Me había absorbido el silencio de la noche; por momentos llegué a sentirme cómplice de los duendes nostálgicos que deambulaban sentimentalmente, evadidos de su habitual recogimiento, evocadores de pretéritas vivencias. Muchas de ellas desterradas en el mundano olvido y en las distancias... Que el tiempo ha pasado con sus prisas acostumbradas, dejándonos esa sensación de abandono cuando se nos han ido de las manos buena parte de la vida y la intimidad de los sueños de aquella dulce edad...

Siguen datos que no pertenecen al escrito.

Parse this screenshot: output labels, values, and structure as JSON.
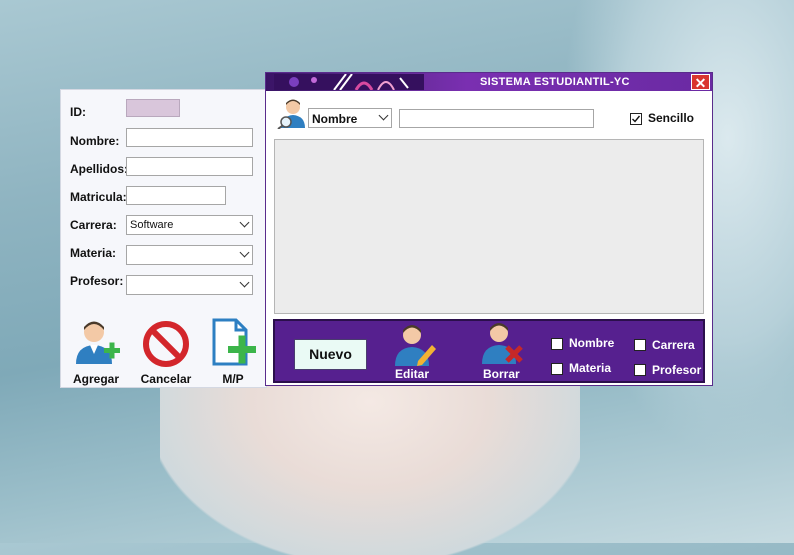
{
  "form": {
    "id_label": "ID:",
    "nombre_label": "Nombre:",
    "apellidos_label": "Apellidos:",
    "matricula_label": "Matricula:",
    "carrera_label": "Carrera:",
    "carrera_value": "Software",
    "materia_label": "Materia:",
    "profesor_label": "Profesor:",
    "agregar_label": "Agregar",
    "cancelar_label": "Cancelar",
    "mp_label": "M/P"
  },
  "window": {
    "title": "SISTEMA ESTUDIANTIL-YC",
    "close_glyph": "✕",
    "search_field_value": "Nombre",
    "sencillo_label": "Sencillo",
    "sencillo_checked": true,
    "nuevo_label": "Nuevo",
    "editar_label": "Editar",
    "borrar_label": "Borrar",
    "filters": {
      "nombre": "Nombre",
      "materia": "Materia",
      "carrera": "Carrera",
      "profesor": "Profesor"
    }
  },
  "colors": {
    "accent_purple": "#56208f",
    "close_red": "#d9362e",
    "add_green": "#3cb54a",
    "cancel_red": "#d3262b"
  },
  "icons": [
    "user-search-icon",
    "add-user-icon",
    "cancel-icon",
    "add-file-icon",
    "edit-user-icon",
    "delete-user-icon",
    "checkbox-icon"
  ]
}
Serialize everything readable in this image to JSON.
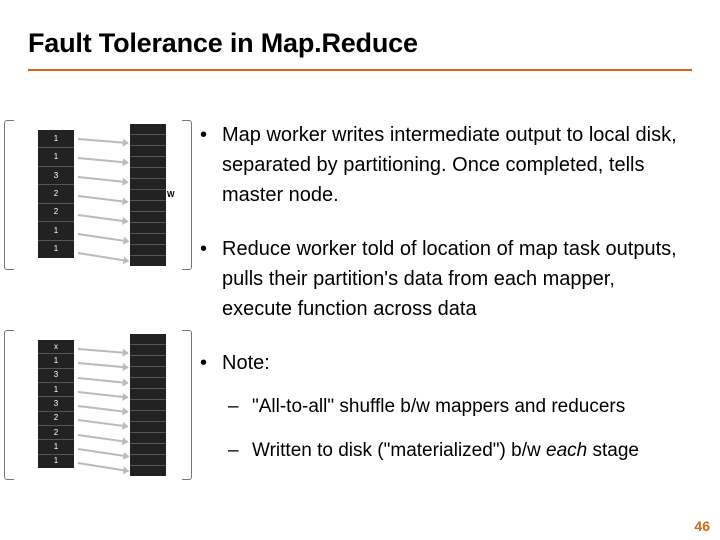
{
  "title": "Fault Tolerance in Map.Reduce",
  "bullets": [
    "Map worker writes intermediate output to local disk, separated by partitioning. Once completed, tells master node.",
    "Reduce worker told of location of map task outputs, pulls their partition's data from each mapper, execute function across data",
    "Note:"
  ],
  "subbullets": [
    "\"All-to-all\" shuffle b/w mappers and reducers",
    "Written to disk (\"materialized\") b/w "
  ],
  "sub_em": "each",
  "sub_tail": " stage",
  "page_number": "46",
  "diag": {
    "top_small": [
      "1",
      "1",
      "3",
      "2",
      "2",
      "1",
      "1"
    ],
    "bot_small": [
      "x",
      "1",
      "3",
      "1",
      "3",
      "2",
      "2",
      "1",
      "1"
    ],
    "tall_rows": 13,
    "w_label": "W"
  }
}
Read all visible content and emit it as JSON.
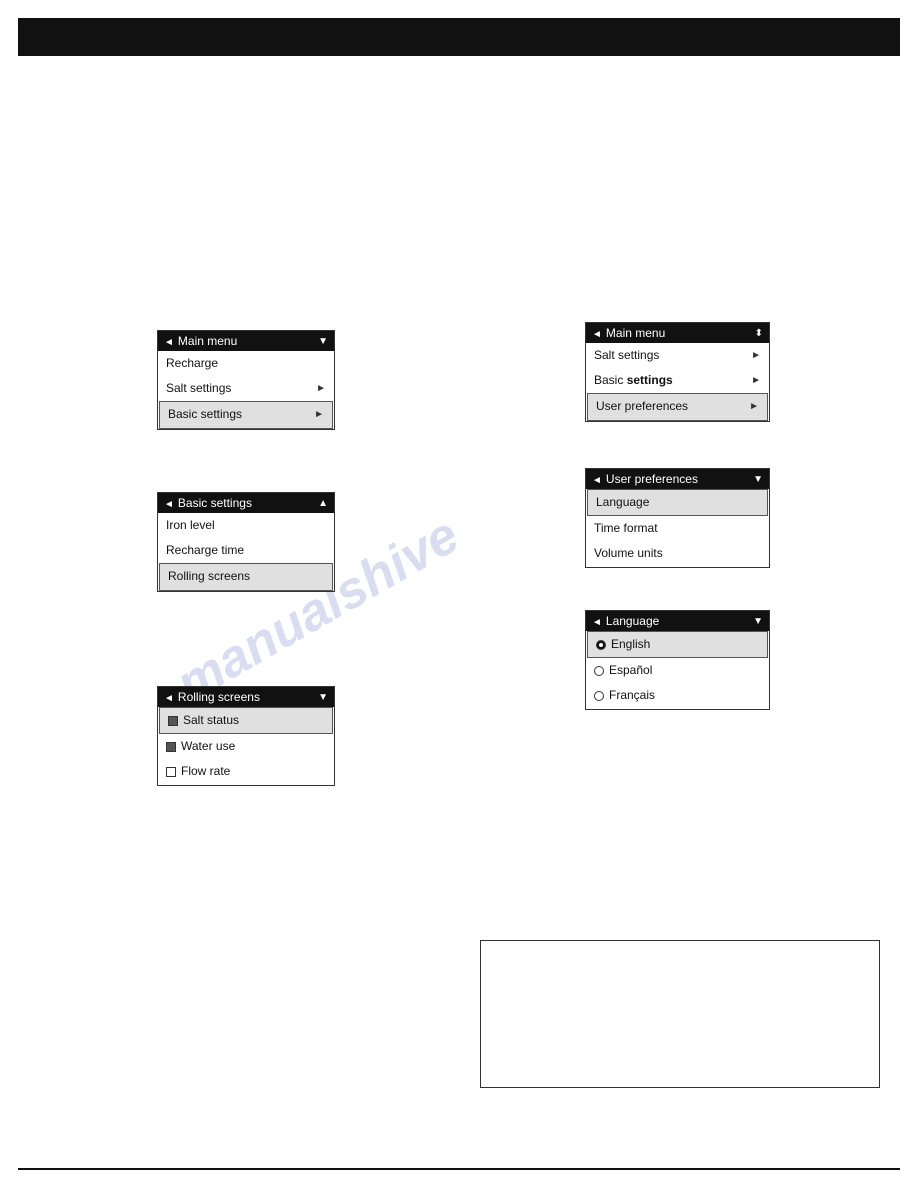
{
  "topBar": {
    "label": ""
  },
  "watermark": {
    "text": "manualshive"
  },
  "menus": {
    "mainMenu1": {
      "title": "Main menu",
      "items": [
        {
          "label": "Recharge",
          "hasArrow": false,
          "highlighted": false
        },
        {
          "label": "Salt settings",
          "hasArrow": true,
          "highlighted": false
        },
        {
          "label": "Basic settings",
          "hasArrow": true,
          "highlighted": true
        }
      ]
    },
    "mainMenu2": {
      "title": "Main menu",
      "items": [
        {
          "label": "Salt settings",
          "hasArrow": true,
          "highlighted": false
        },
        {
          "label": "Basic settings",
          "hasArrow": true,
          "highlighted": false
        },
        {
          "label": "User preferences",
          "hasArrow": true,
          "highlighted": true
        }
      ]
    },
    "basicSettings": {
      "title": "Basic settings",
      "items": [
        {
          "label": "Iron level",
          "hasArrow": false,
          "highlighted": false
        },
        {
          "label": "Recharge time",
          "hasArrow": false,
          "highlighted": false
        },
        {
          "label": "Rolling screens",
          "hasArrow": false,
          "highlighted": true
        }
      ]
    },
    "userPreferences": {
      "title": "User preferences",
      "items": [
        {
          "label": "Language",
          "hasArrow": false,
          "highlighted": true
        },
        {
          "label": "Time format",
          "hasArrow": false,
          "highlighted": false
        },
        {
          "label": "Volume units",
          "hasArrow": false,
          "highlighted": false
        }
      ]
    },
    "rollingScreens": {
      "title": "Rolling screens",
      "items": [
        {
          "label": "Salt status",
          "hasArrow": false,
          "highlighted": true,
          "checkbox": "filled"
        },
        {
          "label": "Water use",
          "hasArrow": false,
          "highlighted": false,
          "checkbox": "filled"
        },
        {
          "label": "Flow rate",
          "hasArrow": false,
          "highlighted": false,
          "checkbox": "empty"
        }
      ]
    },
    "language": {
      "title": "Language",
      "items": [
        {
          "label": "English",
          "highlighted": true,
          "radio": "filled"
        },
        {
          "label": "Español",
          "highlighted": false,
          "radio": "empty"
        },
        {
          "label": "Français",
          "highlighted": false,
          "radio": "empty"
        }
      ]
    }
  },
  "largeBox": {
    "visible": true
  }
}
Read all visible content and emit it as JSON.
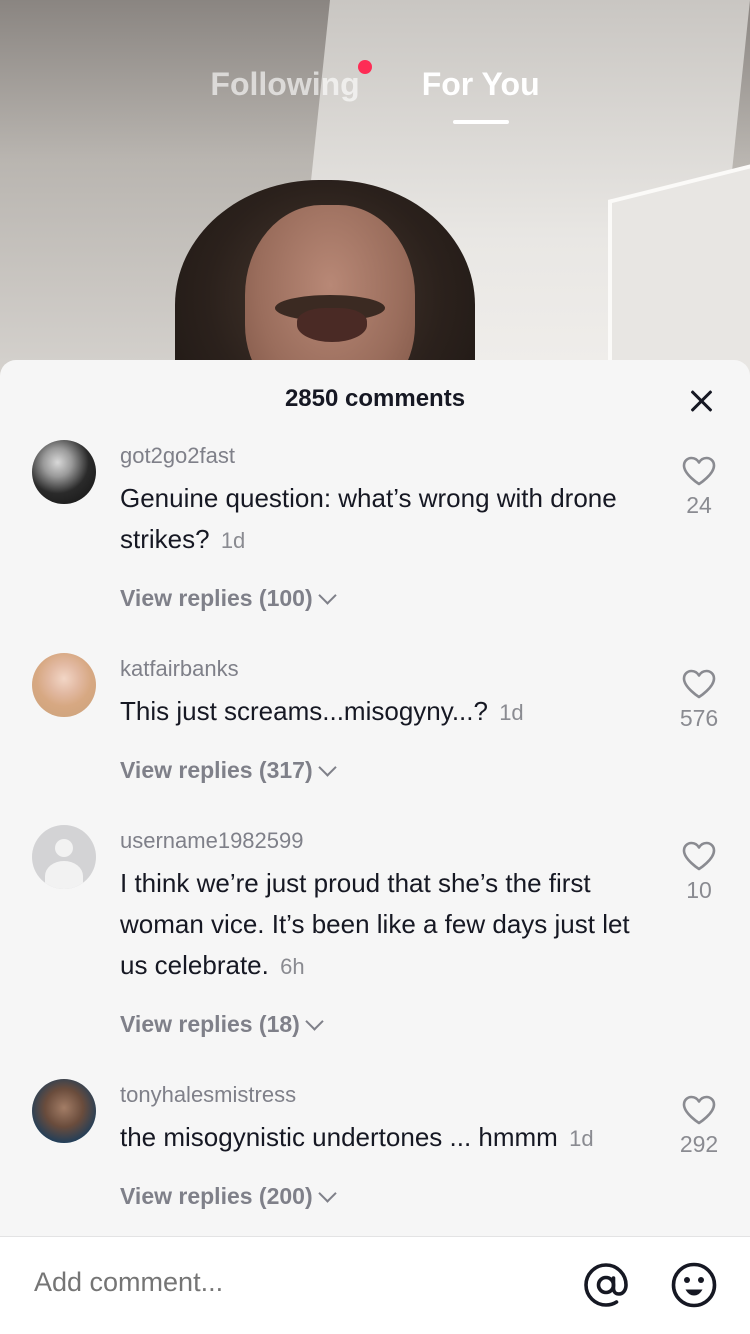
{
  "top_tabs": {
    "following": "Following",
    "for_you": "For You"
  },
  "sheet": {
    "title": "2850 comments",
    "input_placeholder": "Add comment..."
  },
  "comments": [
    {
      "username": "got2go2fast",
      "text": "Genuine question: what’s wrong with drone strikes?",
      "time": "1d",
      "likes": "24",
      "replies": "View replies (100)"
    },
    {
      "username": "katfairbanks",
      "text": "This just screams...misogyny...?",
      "time": "1d",
      "likes": "576",
      "replies": "View replies (317)"
    },
    {
      "username": "username1982599",
      "text": "I think we’re just proud that she’s the first woman vice. It’s been like a few days just let us celebrate.",
      "time": "6h",
      "likes": "10",
      "replies": "View replies (18)"
    },
    {
      "username": "tonyhalesmistress",
      "text": "the misogynistic undertones ... hmmm",
      "time": "1d",
      "likes": "292",
      "replies": "View replies (200)"
    }
  ],
  "colors": {
    "notification_dot": "#fe2c55",
    "sheet_background": "#f6f6f6",
    "primary_text": "#161823",
    "secondary_text": "#7f8089"
  }
}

Mientras me asomaba en la orilla del camino vi, abajo en la hondonada del Valle y al filo de la costa, los destellos de las luces del Puerto de la Cruz, cual si fueran una constelación fúlgida compuesta de fantásticas formas luminosas, diamantes conectados al negro manto, sí, que refulgieran en la oscuridad y en el silencio de la lejanía. Como una visión quimérica de sueños y luces que parpadearan... Adiviné, en esos instantes, fulgores sublimados de la Ciudad convulsionada por los atractivos que en ella concurren y por la multiplicidad de motivos sugerentes en cada uno de los encuentros fascinantes de su entorno cosmopolita. Tal vez, esa atracción idílica hizo que me detuviera largo tiempo en su contemplación; y busqué, en tal embrujo sensitivo, algo que siempre esperé ver aparecer: el milagro de una visión entrañable perteneciente a ese pasado que se remonta muy lejos de mí.
La embriaguez sensorial quebró mis sentidos, enturbiando el paisaje melancólico de mi Valle, ahora sepultado en el inmenso silencio de la noche, que sólo las luces de los pueblos a mi alcance visual, delataban la intempestiva metamorfosis de nuestros suelos, desde las montañas hasta la costa, como una cascada luminiscente, ladera abajo, hasta llegar al mar que baña nuestras costas y, en ese atisbo hallé las diminutas embarcaciones ahora asistidas por sus lánguidos mechones encendidos que se reflejan en las tranquilas aguas, rielándolas con su luz proyectada sutilmente también hacia la escollera y los salpicados riscos de sus exóticos bajíos... La vista se me extasiaba viendo tantos resplandores y sentía que el corazón, de puro regocijo, se me inflamaba. Me sentía deliciosamente atrapado, como si fuera la última vez que iba a ver todo aquello que objetivamente aparecía ante mis ojos. No sentía prisas por abandonar el lugar y poseído por esa eminente sensación me fui rindiendo, sin ganas de hacer esfuerzo alguno; sólo el pensamiento quería iniciar el peregrino deslizar en busca de las tiernas sensaciones de la emoción que uno experimenta al evocar aquellas cosas que sucedieron y que evolucionaron paulatinamente con el paso del tiempo. ¡Oh, dulce sinfonía la de los sueños que dejan las estelas imborrables del amor, u otras harto deliciosas y placenteras, las cuales transcurren silenciosas trasponiendo todos los umbrales de la ilusión, reflejando así mismo el calor de la pasión contenida, hacia ese infinito, morada eterna de los recuerdos, ahora liberados en mi mente.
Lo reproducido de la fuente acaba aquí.